The FDA determines as part of the drug approvals process that a REMS is necessary, and the drug company develops and maintains the individual program.[2] REMS applies only to specific prescription drugs, but can apply to brand name or generic drugs. REMS for generic drugs may be created in collaboration with the manufacture of the brand name drug.[1] The FDA may remove the REMS requirement if it is found to not improve patient safety.[3]
The REMS program developed out of previous systems dating back to the 1980s for monitoring the use of a small number of high-risk drugs such as the Accutane, which causes serious birth defects, Clozaril, which can cause agranulocytosis, and Thalidomide, which is used to treat leprosy but causes serious birth defects.[4] The 2007 Food and Drug Administration Amendments Act created section 505-1 of the Food, Drug, and Cosmetic Act which allowed for the creation of the REMS program for applying individual monitoring restrictions to medications.[5]

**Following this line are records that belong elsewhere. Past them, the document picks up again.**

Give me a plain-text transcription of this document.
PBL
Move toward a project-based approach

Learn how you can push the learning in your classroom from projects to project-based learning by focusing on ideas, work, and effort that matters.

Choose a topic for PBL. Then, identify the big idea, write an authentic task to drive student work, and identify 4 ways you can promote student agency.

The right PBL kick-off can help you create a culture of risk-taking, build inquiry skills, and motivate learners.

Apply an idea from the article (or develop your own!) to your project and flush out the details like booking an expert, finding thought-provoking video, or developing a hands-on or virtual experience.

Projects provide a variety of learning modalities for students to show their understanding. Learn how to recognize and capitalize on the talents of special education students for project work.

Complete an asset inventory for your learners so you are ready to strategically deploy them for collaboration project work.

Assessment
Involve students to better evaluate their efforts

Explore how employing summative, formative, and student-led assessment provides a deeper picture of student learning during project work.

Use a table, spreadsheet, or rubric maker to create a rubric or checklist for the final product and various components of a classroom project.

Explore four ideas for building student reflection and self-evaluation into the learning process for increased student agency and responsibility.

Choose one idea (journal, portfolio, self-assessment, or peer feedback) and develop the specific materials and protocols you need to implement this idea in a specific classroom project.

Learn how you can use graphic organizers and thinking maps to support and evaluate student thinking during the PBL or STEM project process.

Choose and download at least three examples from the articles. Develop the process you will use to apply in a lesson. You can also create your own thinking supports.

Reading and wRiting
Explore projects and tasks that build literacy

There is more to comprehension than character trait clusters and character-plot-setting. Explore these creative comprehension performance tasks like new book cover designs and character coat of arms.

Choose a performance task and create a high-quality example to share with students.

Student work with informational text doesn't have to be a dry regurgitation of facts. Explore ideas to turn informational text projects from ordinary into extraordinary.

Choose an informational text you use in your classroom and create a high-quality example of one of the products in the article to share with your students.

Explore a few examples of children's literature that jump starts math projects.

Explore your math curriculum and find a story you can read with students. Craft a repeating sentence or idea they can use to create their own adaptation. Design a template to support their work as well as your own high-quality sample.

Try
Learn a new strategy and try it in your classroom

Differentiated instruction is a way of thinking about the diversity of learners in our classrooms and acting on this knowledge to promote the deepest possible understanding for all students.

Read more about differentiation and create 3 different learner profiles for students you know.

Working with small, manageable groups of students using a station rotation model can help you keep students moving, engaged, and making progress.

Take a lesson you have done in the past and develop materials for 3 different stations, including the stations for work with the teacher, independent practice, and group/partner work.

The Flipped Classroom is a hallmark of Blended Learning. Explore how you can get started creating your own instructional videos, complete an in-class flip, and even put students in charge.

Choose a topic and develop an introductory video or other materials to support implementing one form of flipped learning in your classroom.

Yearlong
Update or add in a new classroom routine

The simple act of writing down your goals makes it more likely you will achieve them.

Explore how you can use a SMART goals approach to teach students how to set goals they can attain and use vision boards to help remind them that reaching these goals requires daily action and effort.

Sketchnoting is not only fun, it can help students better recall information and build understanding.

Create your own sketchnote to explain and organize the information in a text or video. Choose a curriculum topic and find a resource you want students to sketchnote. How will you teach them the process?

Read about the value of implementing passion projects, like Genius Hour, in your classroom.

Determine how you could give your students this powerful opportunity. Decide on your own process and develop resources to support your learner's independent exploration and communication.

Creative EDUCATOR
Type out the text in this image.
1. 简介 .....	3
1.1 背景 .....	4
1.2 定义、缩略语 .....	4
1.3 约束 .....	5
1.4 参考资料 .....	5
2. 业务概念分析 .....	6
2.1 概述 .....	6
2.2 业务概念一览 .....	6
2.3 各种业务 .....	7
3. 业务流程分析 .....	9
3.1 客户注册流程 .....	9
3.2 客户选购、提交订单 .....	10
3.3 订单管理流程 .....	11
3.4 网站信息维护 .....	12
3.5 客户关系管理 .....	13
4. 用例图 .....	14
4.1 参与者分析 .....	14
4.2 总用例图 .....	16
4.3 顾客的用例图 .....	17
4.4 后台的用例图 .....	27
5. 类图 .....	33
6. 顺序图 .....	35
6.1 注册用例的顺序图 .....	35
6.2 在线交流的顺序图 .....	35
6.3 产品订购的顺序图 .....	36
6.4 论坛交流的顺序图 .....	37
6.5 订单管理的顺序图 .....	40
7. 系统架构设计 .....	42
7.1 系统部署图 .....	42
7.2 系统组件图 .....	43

Some of the provisions required by the REMS program are training and certification of physicians allowed to prescribe the drug, requiring that the drug be administered in a hospital setting, requiring pharmacies to verify the status of patients receiving REMS drugs, requiring lab testing of patients to ensure that health status is satisfactory, or requiring that patients be entered into a registry.[6]
Usage
As of 2018, there are 74 medications subject to REMS monitoring. 62% of these include "elements to assure safe use". These typically require clinicians or health care institutions to become certified prior to prescribing. 12% include only a "communication plan" REMS element which is informational in nature. These communication plans are typically composed of letters, websites, and fact sheets describing the specific safety risks identified in the REMS. 26% include only the "medication guide" REMS element.[7]
Communication aspect
In 2020, clinical settings enrolled in the REMS program asked the FDA to make their reviews of REMS compliance public so that they can more easily view the records and adjust to feedback.[8] Between 2014 and 2017, the FDA stated they did not have enough data to determine whether the REMS program was sufficiently preventing opioid abuse.[9] The Health and Human Services Office of the Inspector General recommended that parties in the REMS program provide the FDA more data.[10] The FDA was habitually late in evaluating that data, reportedly leaving those parties with inadequate time to react to the review before their next assessment.[10] In November 2020, the FDA planned to create a “Summary of the REMS Assessment” document that would publicize their assessments of clinical settings and manufacturers in the REMS program.[8] The FDA made a public request for comment on the idea of publishing the Summary of the REMS Assessment.[11] Without the publication of the Summary, parties in the REMS program must request it using the Freedom of Information Act.[8]